I use the mode where you store the address of the ISR in the interrupt number and let the hardware do the vectoring.

4

stevech:
I use the mode where you store the address of the ISR in the interrupt number and let the hardware do the vectoring.

Hi thanks for the answer, but may I ask How exactly you do it?

durin this time I tried to use Keil, but I cannot, because I need to use SDMemory and also the Sparkfun bootlaoder so Keil doesnät build FW.SFE and nither has a good examples like bubblelogger and logomatic example that I can easyly chang for my own application. But for now I definitely need to use external interrupts there.

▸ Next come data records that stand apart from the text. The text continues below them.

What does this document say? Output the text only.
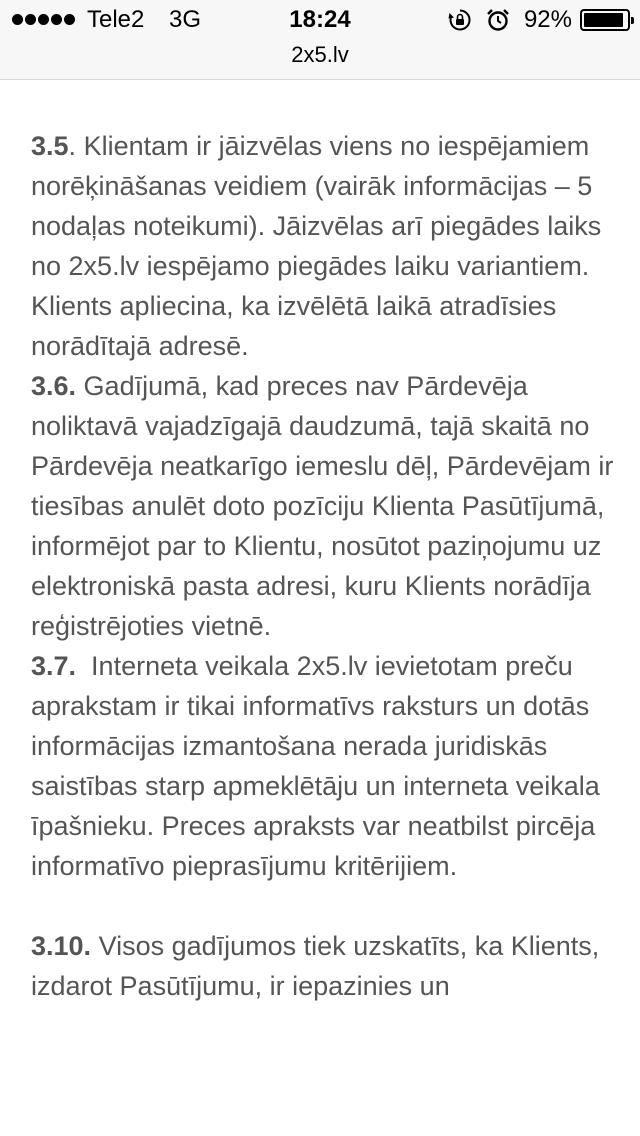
Tele2 3G	18:24	92%
2x5.lv

3.5. Klientam ir jāizvēlas viens no iespējamiem norēķināšanas veidiem (vairāk informācijas – 5 nodaļas noteikumi). Jāizvēlas arī piegādes laiks no 2x5.lv iespējamo piegādes laiku variantiem. Klients apliecina, ka izvēlētā laikā atradīsies norādītajā adresē.

3.6. Gadījumā, kad preces nav Pārdevēja noliktavā vajadzīgajā daudzumā, tajā skaitā no Pārdevēja neatkarīgo iemeslu dēļ, Pārdevējam ir tiesības anulēt doto pozīciju Klienta Pasūtījumā, informējot par to Klientu, nosūtot paziņojumu uz elektroniskā pasta adresi, kuru Klients norādīja reģistrējoties vietnē.

3.7.  Interneta veikala 2x5.lv ievietotam preču aprakstam ir tikai informatīvs raksturs un dotās informācijas izmantošana nerada juridiskās saistības starp apmeklētāju un interneta veikala īpašnieku. Preces apraksts var neatbilst pircēja informatīvo pieprasījumu kritērijiem.

3.10. Visos gadījumos tiek uzskatīts, ka Klients, izdarot Pasūtījumu, ir iepazinies un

Also dear mjbcswitzerland, I really donät think I can change the Startup.S is seems to be so complicated.

Best regards

5

I find it easier to have a common vector and dispatch, but use the VIC to store a pointer to device context for the device. (Including func ptr/vtable entry to the device interrupt handler.) This means you load up the VIC with addresses of device structures but set the vector itself not to read from the VIC but jump to a fixed handler. I also do this because I like to save thread state and update the VIC enable bits to implement IPLs. The common handler in my case also saves thread state. Kinda repetitive to make every device interrupt handler have to do that, although it would probably save 5 instructions or so. (But running out of internal NOR flash that’s negligible. And there’s always FIQ for even better latency.)

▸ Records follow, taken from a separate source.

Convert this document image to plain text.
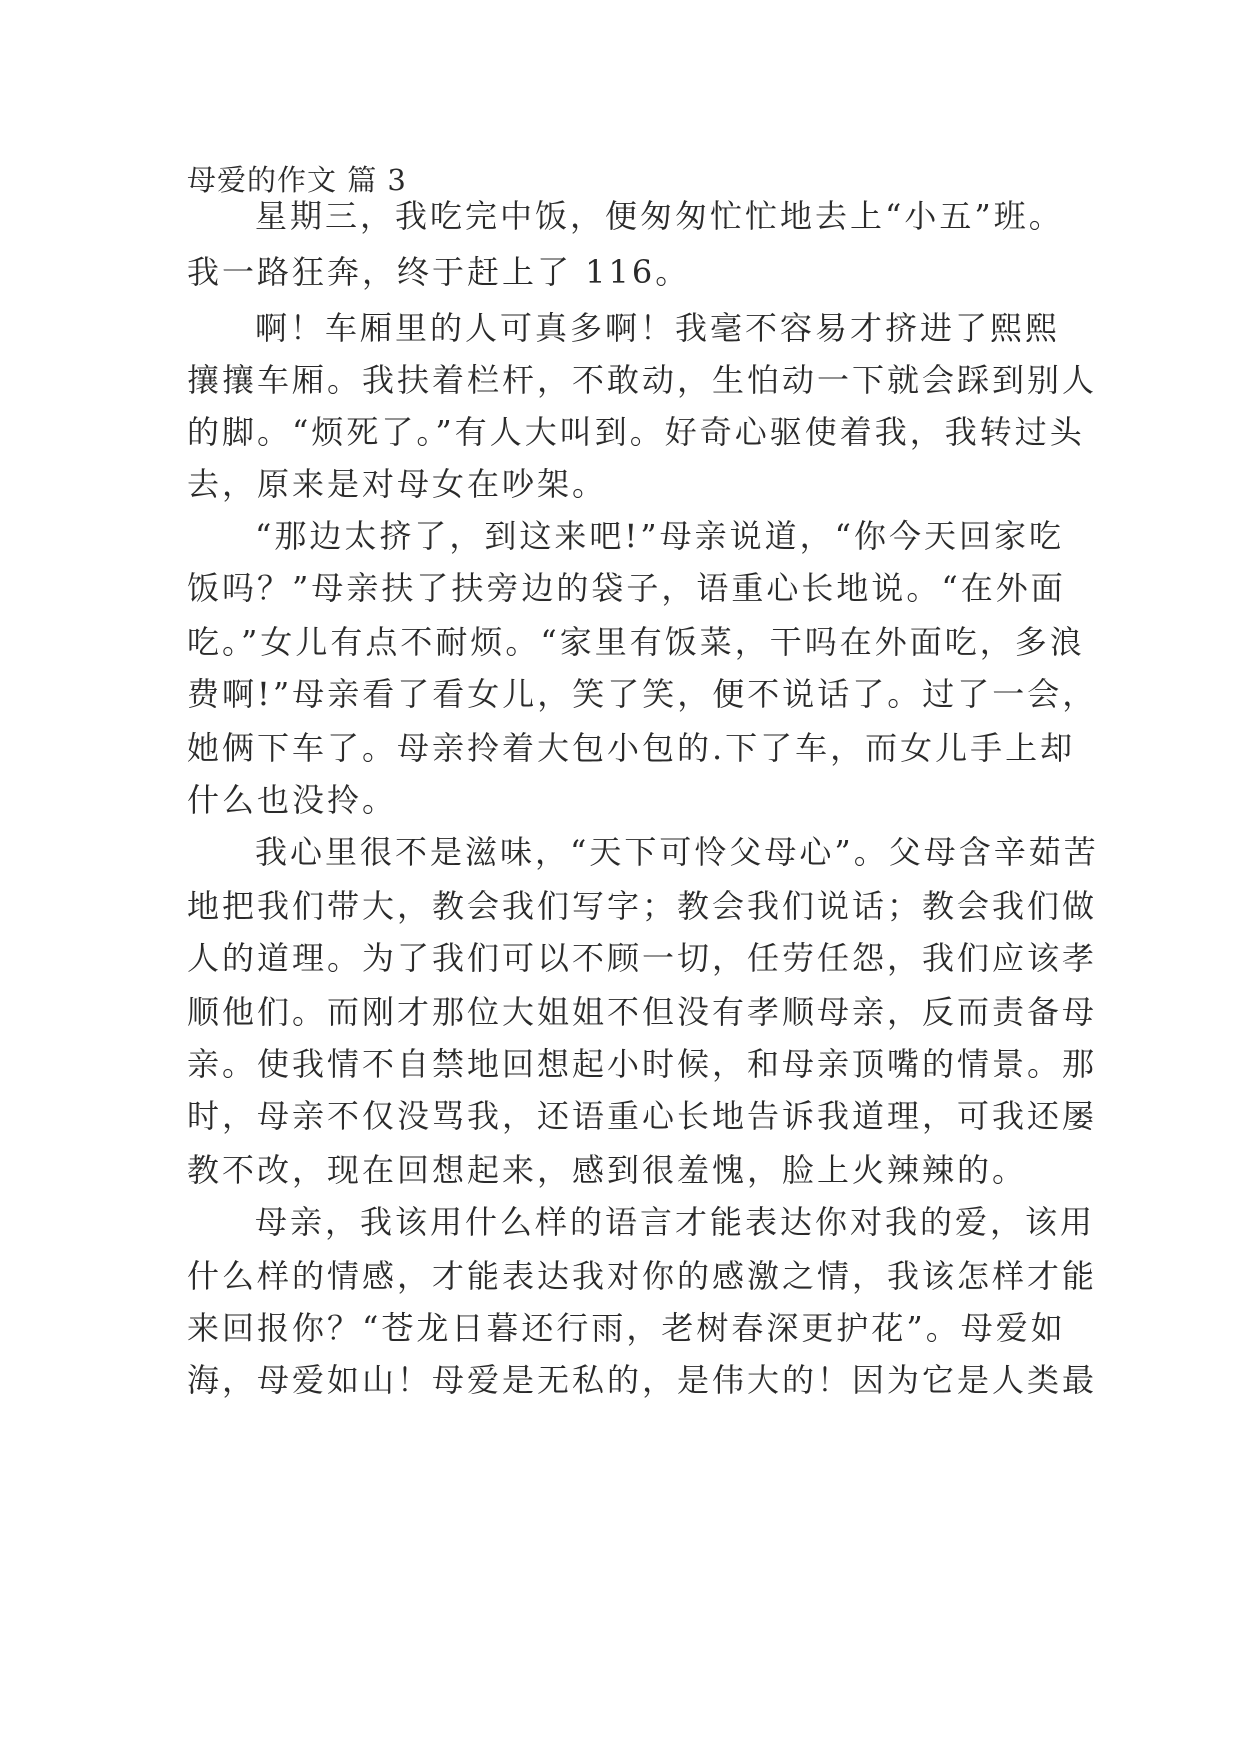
母爱的作文 篇 3
星期三，我吃完中饭，便匆匆忙忙地去上“小五”班。
我一路狂奔，终于赶上了 116。
啊！车厢里的人可真多啊！我毫不容易才挤进了熙熙
攘攘车厢。我扶着栏杆，不敢动，生怕动一下就会踩到别人
的脚。“烦死了。”有人大叫到。好奇心驱使着我，我转过头
去，原来是对母女在吵架。
“那边太挤了，到这来吧!”母亲说道，“你今天回家吃
饭吗？”母亲扶了扶旁边的袋子，语重心长地说。“在外面
吃。”女儿有点不耐烦。“家里有饭菜，干吗在外面吃，多浪
费啊!”母亲看了看女儿，笑了笑，便不说话了。过了一会，
她俩下车了。母亲拎着大包小包的.下了车，而女儿手上却
什么也没拎。
我心里很不是滋味，“天下可怜父母心”。父母含辛茹苦
地把我们带大，教会我们写字；教会我们说话；教会我们做
人的道理。为了我们可以不顾一切，任劳任怨，我们应该孝
顺他们。而刚才那位大姐姐不但没有孝顺母亲，反而责备母
亲。使我情不自禁地回想起小时候，和母亲顶嘴的情景。那
时，母亲不仅没骂我，还语重心长地告诉我道理，可我还屡
教不改，现在回想起来，感到很羞愧，脸上火辣辣的。
母亲，我该用什么样的语言才能表达你对我的爱，该用
什么样的情感，才能表达我对你的感激之情，我该怎样才能
来回报你？“苍龙日暮还行雨，老树春深更护花”。母爱如
海，母爱如山！母爱是无私的，是伟大的！因为它是人类最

In my soft-IPL model each device context structure (class Device) contains two 32-bit values that are loaded into two VIC registers by the common handler, and the device interrupt handler then reenables interrupts if it wants to. A Device::SetIPL() method computes the values to use for each device - basically a mask with only the devices enabled that have higher IPLs. When the device interrupt handler is invoked the CPU is at that soft IPL. I try to do as much as possible out of interrupt using elevated priority threads, especially things like ethernet drivers and protocol processing. All the ethernet drive does for instance is to signal a condition on the Device that wakes a thread that then performs mac/ip processing. So it’s pretty cheap, reasonable latency, and fully preemptible; when the ethernet interrupt handler the protocol thread is the one reloaded on return, if nothing of higher priority is already running. Schedulers IMO are better than IPLs and VIC masking, and it’s more SMP friendly. (Although using a shared controller.) I like to resort to interrupt masking and priorities only when either a scheduler can’t really do something, or as low-level glue (cross the t’s and dot the i’s kinda thing).